I

Those who like a “white Christmas” should see one out on the Western plains, where old Mother Earth lies down for her winter sleep under a coverlet so white that from horizon to horizon there is hardly enough gray to outline her form. The winds play tricks with her in scandalous style out there, making roundness where no roundness is and doing their best to lay bare her very bones. “These winds don’t care a cuss fer clothes,” said Job Tolaver, the stage driver, once; and John Haloran on his hard missionary rides had thought of it a thousand times since. He was saying it to himself numbly now as with stiffening fingers and head lowered against the gale he drove along the faint track of a road.

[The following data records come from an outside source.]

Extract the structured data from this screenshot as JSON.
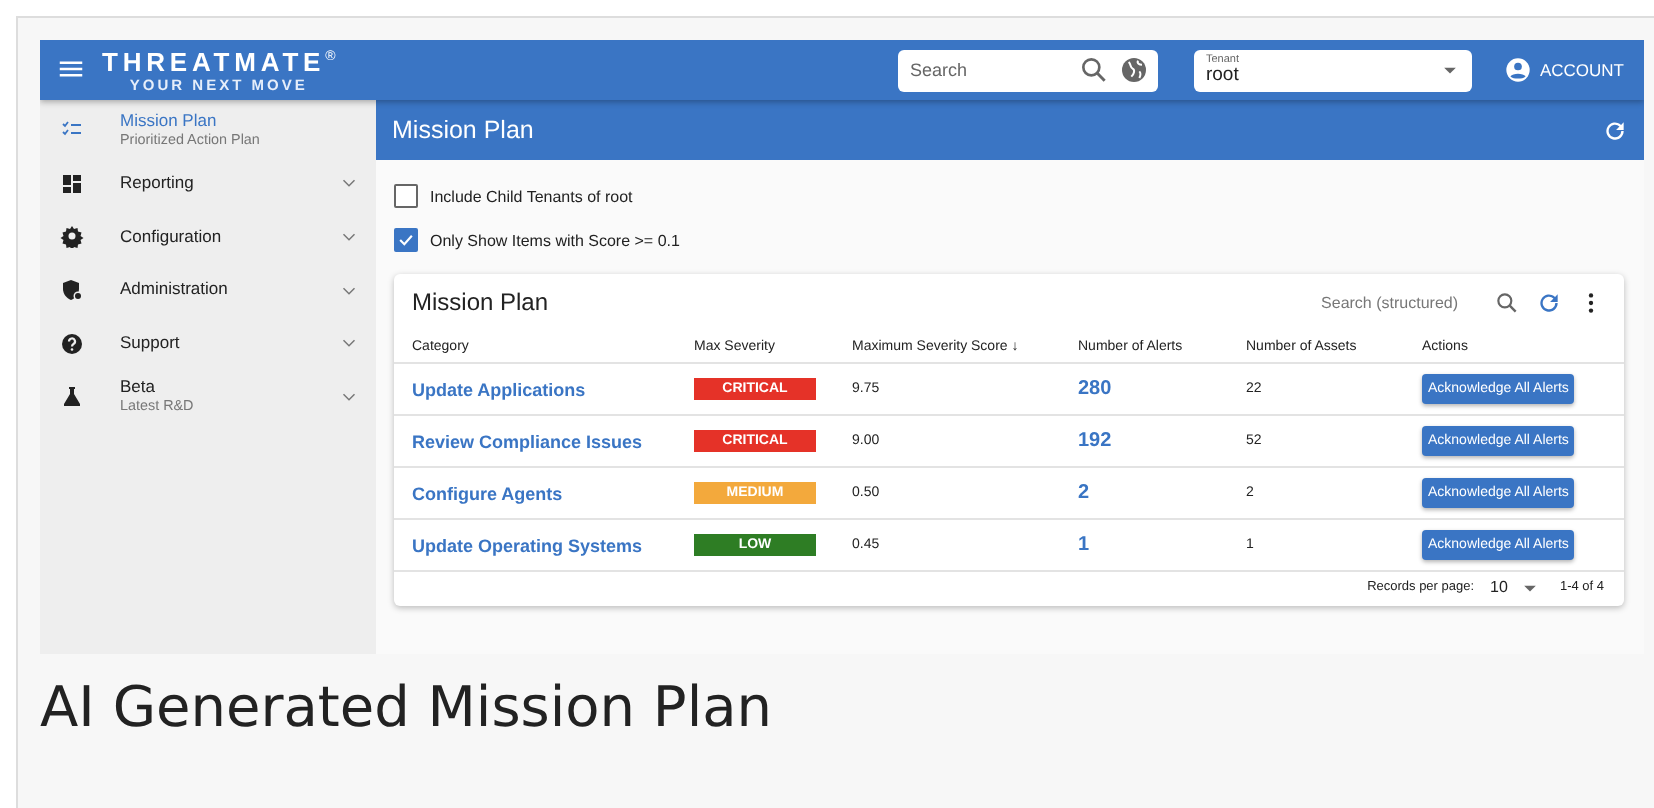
{
  "app_bar": {
    "logo": "THREATMATE$^{®}$",
    "tagline": "YOUR NEXT MOVE",
    "search": {
      "placeholder": "Search"
    },
    "tenant": {
      "label": "Tenant",
      "value": "root"
    },
    "account": "ACCOUNT"
  },
  "sidebar": {
    "items": [
      {
        "label": "Mission Plan",
        "sublabel": "Prioritized Action Plan",
        "selected": true
      },
      {
        "label": "Reporting",
        "selected": false
      },
      {
        "label": "Configuration",
        "selected": false
      },
      {
        "label": "Administration",
        "selected": false
      },
      {
        "label": "Support",
        "selected": false
      },
      {
        "label": "Beta",
        "sublabel": "Latest R&D",
        "selected": false
      }
    ]
  },
  "page_title": "Mission Plan",
  "filters": [
    {
      "label": "Include Child Tenants of root",
      "checked": false
    },
    {
      "label": "Only Show Items with Score >= 0.1",
      "checked": true
    }
  ],
  "table": {
    "title": "Mission Plan",
    "search_placeholder": "Search (structured)",
    "columns": [
      "Category",
      "Max Severity",
      "Maximum Severity Score ↓",
      "Number of Alerts",
      "Number of Assets",
      "Actions"
    ],
    "rows": [
      {
        "category": "Update Applications",
        "severity": "CRITICAL",
        "color": "#e53228",
        "score": "9.75",
        "alerts": "280",
        "assets": "22",
        "action": "Acknowledge All Alerts"
      },
      {
        "category": "Review Compliance Issues",
        "severity": "CRITICAL",
        "color": "#e53228",
        "score": "9.00",
        "alerts": "192",
        "assets": "52",
        "action": "Acknowledge All Alerts"
      },
      {
        "category": "Configure Agents",
        "severity": "MEDIUM",
        "color": "#f3a93c",
        "score": "0.50",
        "alerts": "2",
        "assets": "2",
        "action": "Acknowledge All Alerts"
      },
      {
        "category": "Update Operating Systems",
        "severity": "LOW",
        "color": "#2e7d24",
        "score": "0.45",
        "alerts": "1",
        "assets": "1",
        "action": "Acknowledge All Alerts"
      }
    ],
    "pagination": {
      "label": "Records per page:",
      "per_page": "10",
      "range": "1-4 of 4"
    }
  },
  "caption": "AI Generated Mission Plan"
}
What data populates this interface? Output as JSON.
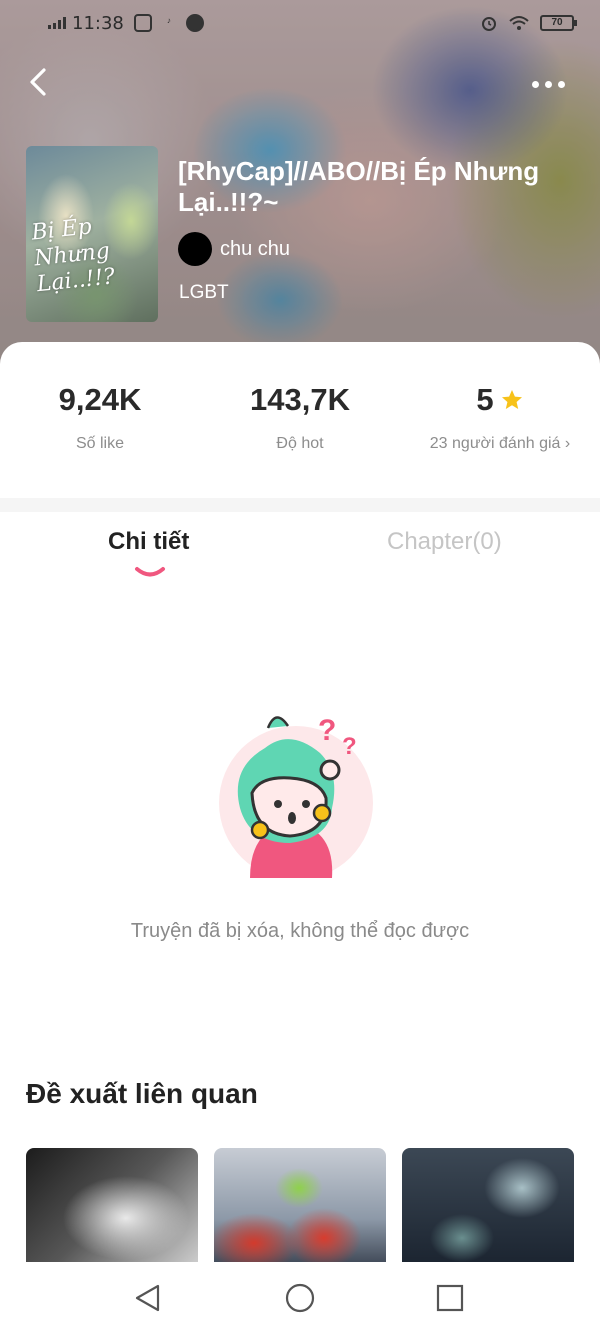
{
  "status_bar": {
    "time": "11:38",
    "battery": "70"
  },
  "story": {
    "title": "[RhyCap]//ABO//Bị Ép Nhưng Lại..!!?~",
    "author": "chu chu",
    "tag": "LGBT",
    "cover_text": "Bị Ép Nhưng Lại..!!?"
  },
  "stats": {
    "likes": {
      "value": "9,24K",
      "label": "Số like"
    },
    "hot": {
      "value": "143,7K",
      "label": "Độ hot"
    },
    "rating": {
      "value": "5",
      "label": "23 người đánh giá",
      "chevron": "›"
    }
  },
  "tabs": [
    {
      "label": "Chi tiết",
      "active": true
    },
    {
      "label": "Chapter(0)",
      "active": false
    }
  ],
  "empty_state": {
    "message": "Truyện đã bị xóa, không thể đọc được"
  },
  "related": {
    "title": "Đề xuất liên quan",
    "items": [
      {
        "icon": "cover-image-hands"
      },
      {
        "icon": "cover-image-group"
      },
      {
        "icon": "cover-image-stage"
      }
    ]
  },
  "colors": {
    "accent": "#f0577f",
    "star": "#f7c21a",
    "muted": "#8d8d8d"
  }
}
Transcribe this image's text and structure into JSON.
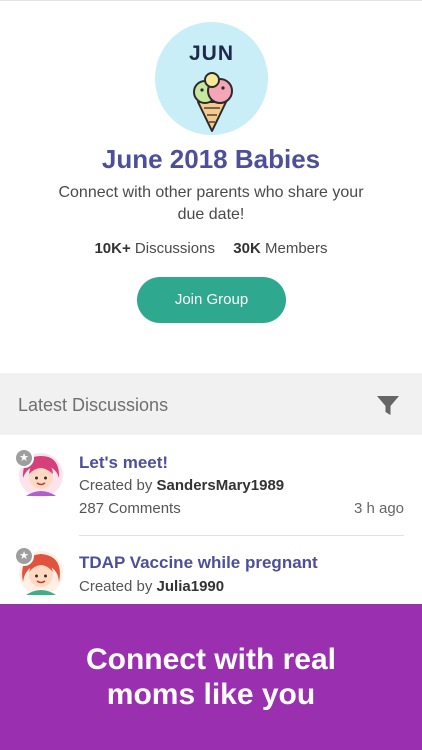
{
  "group": {
    "month_badge": "JUN",
    "title": "June 2018 Babies",
    "description": "Connect with other parents who share your due date!",
    "discussions_count": "10K+",
    "discussions_label": "Discussions",
    "members_count": "30K",
    "members_label": "Members",
    "join_label": "Join Group",
    "avatar_bg": "#c9eef8",
    "accent_color": "#2ea88f",
    "title_color": "#4e4f9a"
  },
  "discussions": {
    "header": "Latest Discussions",
    "filter_icon": "filter-icon",
    "items": [
      {
        "title": "Let's meet!",
        "created_prefix": "Created by",
        "author": "SandersMary1989",
        "comments": "287 Comments",
        "time": "3 h ago",
        "badge_icon": "star-icon"
      },
      {
        "title": "TDAP Vaccine while pregnant",
        "created_prefix": "Created by",
        "author": "Julia1990",
        "badge_icon": "star-icon"
      }
    ]
  },
  "promo": {
    "text": "Connect with real\nmoms like you",
    "bg_color": "#9a2fb0"
  }
}
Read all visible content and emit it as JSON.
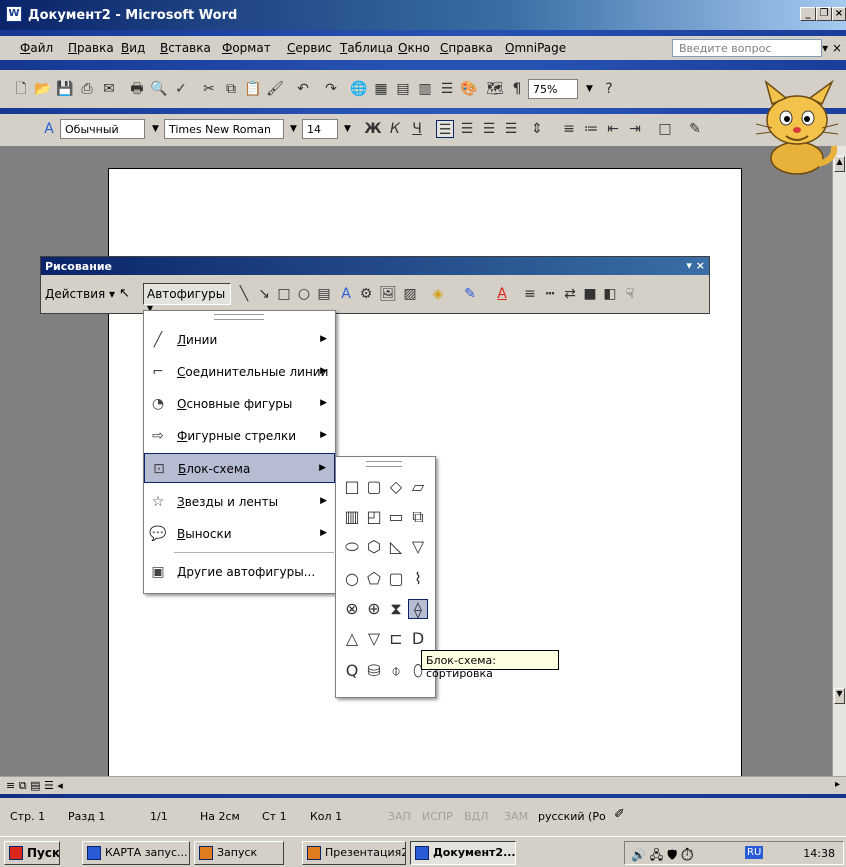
{
  "window": {
    "title": "Документ2 - Microsoft Word"
  },
  "menubar": {
    "items": [
      "Файл",
      "Правка",
      "Вид",
      "Вставка",
      "Формат",
      "Сервис",
      "Таблица",
      "Окно",
      "Справка",
      "OmniPage"
    ],
    "question_placeholder": "Введите вопрос"
  },
  "toolbar_standard": {
    "zoom": "75%"
  },
  "toolbar_format": {
    "style": "Обычный",
    "font": "Times New Roman",
    "size": "14",
    "bold": "Ж",
    "italic": "К",
    "underline": "Ч"
  },
  "drawing_toolbar": {
    "title": "Рисование",
    "actions": "Действия",
    "autoshapes": "Автофигуры"
  },
  "autoshapes_menu": {
    "items": [
      {
        "label": "Линии",
        "has_submenu": true
      },
      {
        "label": "Соединительные линии",
        "has_submenu": true
      },
      {
        "label": "Основные фигуры",
        "has_submenu": true
      },
      {
        "label": "Фигурные стрелки",
        "has_submenu": true
      },
      {
        "label": "Блок-схема",
        "has_submenu": true,
        "selected": true
      },
      {
        "label": "Звезды и ленты",
        "has_submenu": true
      },
      {
        "label": "Выноски",
        "has_submenu": true
      },
      {
        "label": "Другие автофигуры...",
        "has_submenu": false
      }
    ]
  },
  "flowchart_submenu": {
    "tooltip": "Блок-схема: сортировка",
    "hovered_shape": "sort-shape"
  },
  "statusbar": {
    "page": "Стр. 1",
    "section": "Разд 1",
    "pages": "1/1",
    "at": "На 2см",
    "line": "Ст 1",
    "column": "Кол 1",
    "rec": "ЗАП",
    "trk": "ИСПР",
    "ext": "ВДЛ",
    "ovr": "ЗАМ",
    "language": "русский (Ро"
  },
  "taskbar": {
    "start": "Пуск",
    "tasks": [
      {
        "label": "КАРТА запус..."
      },
      {
        "label": "Запуск"
      },
      {
        "label": "Презентация2"
      },
      {
        "label": "Документ2...",
        "active": true
      }
    ],
    "language": "RU",
    "clock": "14:38"
  }
}
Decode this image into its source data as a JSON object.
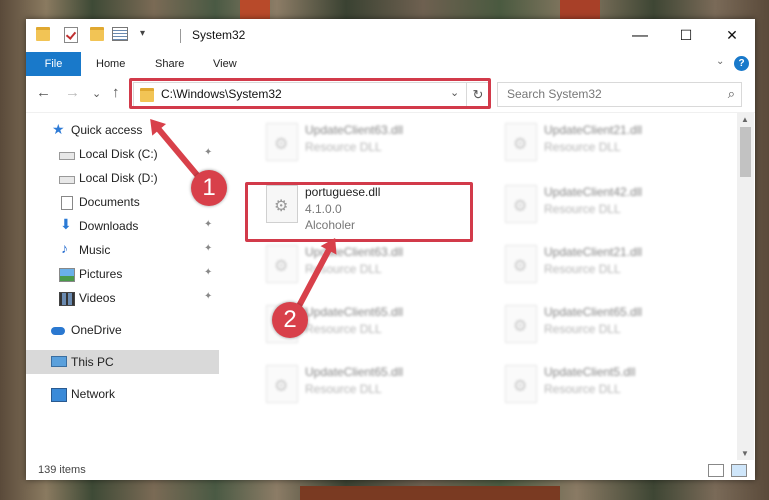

His wife threw open the door as he drove up, and a stream of light fell athwart the wagon. There was a barrel in the back.

“Dead, John?—or only half?” Her eager eyes searched his face. She knew the whole pitiful story without a word. The draft had not come. Then, because she knew, she went on gayly, “Or have you gone to peddling? What’s in your barrel?”

“‘DEAD, JOHN?—OR ONLY HALF?’”

“I don’t know yet,” he said heavily, twisting it into the room. “We’ll see when I’ve fed Daisy.”

When he was gone she eyed the barrel curiously, tilting it and reading aloud:

“It’s not potatoes. It isn’t heavy enough for that.” Then she struck an attitude with clasped hands. “I never saw one before—never! But my prophetic soul tells me this is a missionary barrel. And just two days before Christmas! Well, in the language of my first-born, ‘Hooray!’”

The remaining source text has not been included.